In fact, many of these platforms point out when patients need to see a physician and specialist and will provide the means to contact one. Your.MD's OneStop Health enables users to find relevant and trustworthy public and private health services and products to help them get better faster. Ada and Babylon Health also provide on-demand access to qualified doctors via their apps. Ada pre-briefs the doctor with the information provided through the "smart" symptom assessment.
But what's undeniable is that the advent and evolution of AI healthcare assistant will transform the doctor-patient relationship for the better.
"Technology will allow the patient to be much more in the driver's seat, taking more responsibility and ownership of their data and their health, a lot of it even from home, which will free up doctors' time to focus on what matters most—human empathy, prevention, and treatment of chronic conditions and diseases," Dr. Norovol says. "Healthcare has the potential to shift from reactive care to more personalised health focused on prevention and wellness."
HealthTap's Ron Gutman says the data AI assistants collect can help optimize communications between healthcare workers and patients. "Patient progress can be shared with extended members of the patient's care team through integration with electronic medical records," Gutman says. "This helps healthcare workers spend less time on redundant communications tasks and more time on delivering compassionate care."
"Just as automation has occurred in many industries from manufacturing to farming, we'll see a similar transformation in healthcare," Panner, the CEO from Ambra Health, says. "It will enable humans to perform higher-value emotional and judgment-driven tasks, which is ultimately what humans are uniquely good at."

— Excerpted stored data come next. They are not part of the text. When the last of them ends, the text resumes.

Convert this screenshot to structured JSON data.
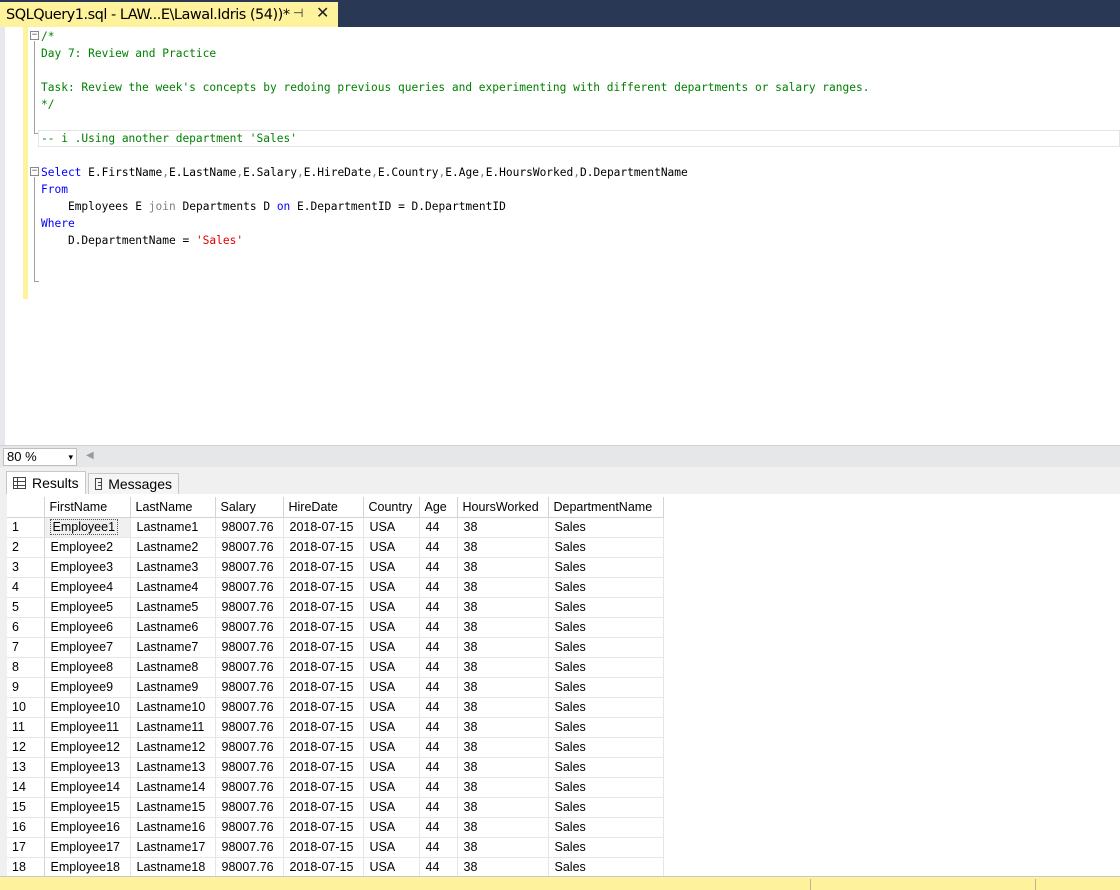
{
  "document_tab": {
    "title": "SQLQuery1.sql - LAW...E\\Lawal.Idris (54))*",
    "pin_glyph": "⊣",
    "close_glyph": "✕"
  },
  "editor": {
    "comment_lines": [
      "/*",
      "Day 7: Review and Practice",
      "",
      "Task: Review the week's concepts by redoing previous queries and experimenting with different departments or salary ranges.",
      "*/",
      "",
      "-- i .Using another department 'Sales'"
    ],
    "query": {
      "select_kw": "Select",
      "select_cols": [
        {
          "alias": "E",
          "col": "FirstName"
        },
        {
          "alias": "E",
          "col": "LastName"
        },
        {
          "alias": "E",
          "col": "Salary"
        },
        {
          "alias": "E",
          "col": "HireDate"
        },
        {
          "alias": "E",
          "col": "Country"
        },
        {
          "alias": "E",
          "col": "Age"
        },
        {
          "alias": "E",
          "col": "HoursWorked"
        },
        {
          "alias": "D",
          "col": "DepartmentName"
        }
      ],
      "from_kw": "From",
      "from_table": "Employees E",
      "join_kw": "join",
      "join_table": "Departments D",
      "on_kw": "on",
      "on_condition": "E.DepartmentID = D.DepartmentID",
      "where_kw": "Where",
      "where_left": "D.DepartmentName = ",
      "where_value": "'Sales'"
    }
  },
  "zoom": {
    "value": "80 %",
    "arrow": "▾"
  },
  "result_tabs": [
    {
      "label": "Results",
      "icon": "grid-icon",
      "active": true
    },
    {
      "label": "Messages",
      "icon": "messages-icon",
      "active": false
    }
  ],
  "results": {
    "columns": [
      "FirstName",
      "LastName",
      "Salary",
      "HireDate",
      "Country",
      "Age",
      "HoursWorked",
      "DepartmentName"
    ],
    "rows": [
      [
        "1",
        "Employee1",
        "Lastname1",
        "98007.76",
        "2018-07-15",
        "USA",
        "44",
        "38",
        "Sales"
      ],
      [
        "2",
        "Employee2",
        "Lastname2",
        "98007.76",
        "2018-07-15",
        "USA",
        "44",
        "38",
        "Sales"
      ],
      [
        "3",
        "Employee3",
        "Lastname3",
        "98007.76",
        "2018-07-15",
        "USA",
        "44",
        "38",
        "Sales"
      ],
      [
        "4",
        "Employee4",
        "Lastname4",
        "98007.76",
        "2018-07-15",
        "USA",
        "44",
        "38",
        "Sales"
      ],
      [
        "5",
        "Employee5",
        "Lastname5",
        "98007.76",
        "2018-07-15",
        "USA",
        "44",
        "38",
        "Sales"
      ],
      [
        "6",
        "Employee6",
        "Lastname6",
        "98007.76",
        "2018-07-15",
        "USA",
        "44",
        "38",
        "Sales"
      ],
      [
        "7",
        "Employee7",
        "Lastname7",
        "98007.76",
        "2018-07-15",
        "USA",
        "44",
        "38",
        "Sales"
      ],
      [
        "8",
        "Employee8",
        "Lastname8",
        "98007.76",
        "2018-07-15",
        "USA",
        "44",
        "38",
        "Sales"
      ],
      [
        "9",
        "Employee9",
        "Lastname9",
        "98007.76",
        "2018-07-15",
        "USA",
        "44",
        "38",
        "Sales"
      ],
      [
        "10",
        "Employee10",
        "Lastname10",
        "98007.76",
        "2018-07-15",
        "USA",
        "44",
        "38",
        "Sales"
      ],
      [
        "11",
        "Employee11",
        "Lastname11",
        "98007.76",
        "2018-07-15",
        "USA",
        "44",
        "38",
        "Sales"
      ],
      [
        "12",
        "Employee12",
        "Lastname12",
        "98007.76",
        "2018-07-15",
        "USA",
        "44",
        "38",
        "Sales"
      ],
      [
        "13",
        "Employee13",
        "Lastname13",
        "98007.76",
        "2018-07-15",
        "USA",
        "44",
        "38",
        "Sales"
      ],
      [
        "14",
        "Employee14",
        "Lastname14",
        "98007.76",
        "2018-07-15",
        "USA",
        "44",
        "38",
        "Sales"
      ],
      [
        "15",
        "Employee15",
        "Lastname15",
        "98007.76",
        "2018-07-15",
        "USA",
        "44",
        "38",
        "Sales"
      ],
      [
        "16",
        "Employee16",
        "Lastname16",
        "98007.76",
        "2018-07-15",
        "USA",
        "44",
        "38",
        "Sales"
      ],
      [
        "17",
        "Employee17",
        "Lastname17",
        "98007.76",
        "2018-07-15",
        "USA",
        "44",
        "38",
        "Sales"
      ],
      [
        "18",
        "Employee18",
        "Lastname18",
        "98007.76",
        "2018-07-15",
        "USA",
        "44",
        "38",
        "Sales"
      ]
    ],
    "selected_cell": "Employee1"
  },
  "colors": {
    "tab_yellow": "#fff29d",
    "chrome_navy": "#293955",
    "keyword_blue": "#0000ff",
    "comment_green": "#008000",
    "string_red": "#e00000",
    "operator_gray": "#808080"
  }
}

Will artificial intelligence eventually replace your doctor? We really can't answer that question until general or human-level AI becomes a reality. But Dr. Norovol predicts that "the practice of medicine will become something that much more closely resembles a data science, meaning that straightforward and tedious tasks (like taking patient information, filling out reports, etc.), will continue to be automated, and doctors will become much more like data scientists, needing to be able to interpret that data and translate that into improved patient outcomes."